Classic vs Advanced Training¶
When you create a project, the Create Project dialog includes a Training switcher with two options: Classic RL and Advanced Training. That choice is fixed for the life of the project. Every experiment in the project uses the same mode.
Classic RL (Training switcher on Classic RL)¶
Use this when training agents in Gym-style environments with standard RL algorithms.
Environment step: built-in environments plus org custom environments from Environments in the sidebar.
Agent step: classic algorithms (DQN, Rainbow DQN, PPO, Recurrent PPO, DDPG, TD3, plus MADDPG, MATD3, and IPPO for multi-agent envs). Neural network holds layer settings; algorithm hyperparameters use Standard and Advanced accordions. Optional hyperparameter mutation is on the HPO step.
Agents page: deployments appear under Classic RL.
No Pipelines tab on the project page.
The quickstart tutorial assumes Classic RL.
Advanced Training (Training switcher on Advanced Training)¶
Use this for dataset-driven and LLM workflows, simulation-style Gym training with advanced algorithms, and multi-stage pipelines.
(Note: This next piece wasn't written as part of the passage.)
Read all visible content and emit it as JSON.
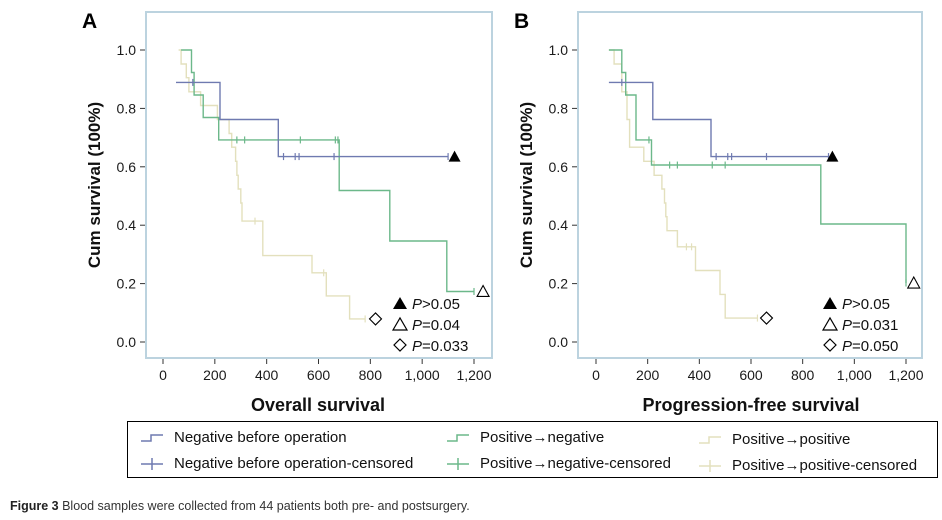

Environment step: pick a dataset type (reasoning, preference, SFT, tabular, non-tabular) or, for some setups, a Gym environment inside an advanced experiment.
Agent step: LLM-oriented algorithms and extra wizard fields. GPU resources are required before algorithm selection.
Pipelines tab on the project page chains Advanced Training experiments into staged workflows.
Agents page: dataset-backed deployments under Advanced Training.
Datasets in the sidebar is where you upload and validate data for these runs.
Some dataset types and features depend on your plan. See Plan permissions.
Comparison¶
Classic RL |
Advanced Training |
|
|---|---|---|
Set at |
Project creation (Training switcher) |
Project creation (Training switcher) |
Primary input |
Gym environment |
Dataset (or Gym in advanced flows) |
Pipelines |
No |
Yes |
Typical algorithms |
DQN, PPO, TD3, … (nine classic trainers) |
GRPO, DPO, SFT, Supervised, … |
Move experiment to other project |
Only within same mode |
Only within same mode |
The experiment list only offers destination projects in the same mode.
Choosing a mode¶
Choose Classic RL when you are benchmarking algorithms on standard or custom Gym environments.
Choose Advanced Training when you need Arena datasets, LLM training, reasoning rewards, preference data, or pipelines.
If you are unsure, start with Classic RL for a smaller wizard and the built-in environment catalog. You can add a separate advanced project later without touching existing work.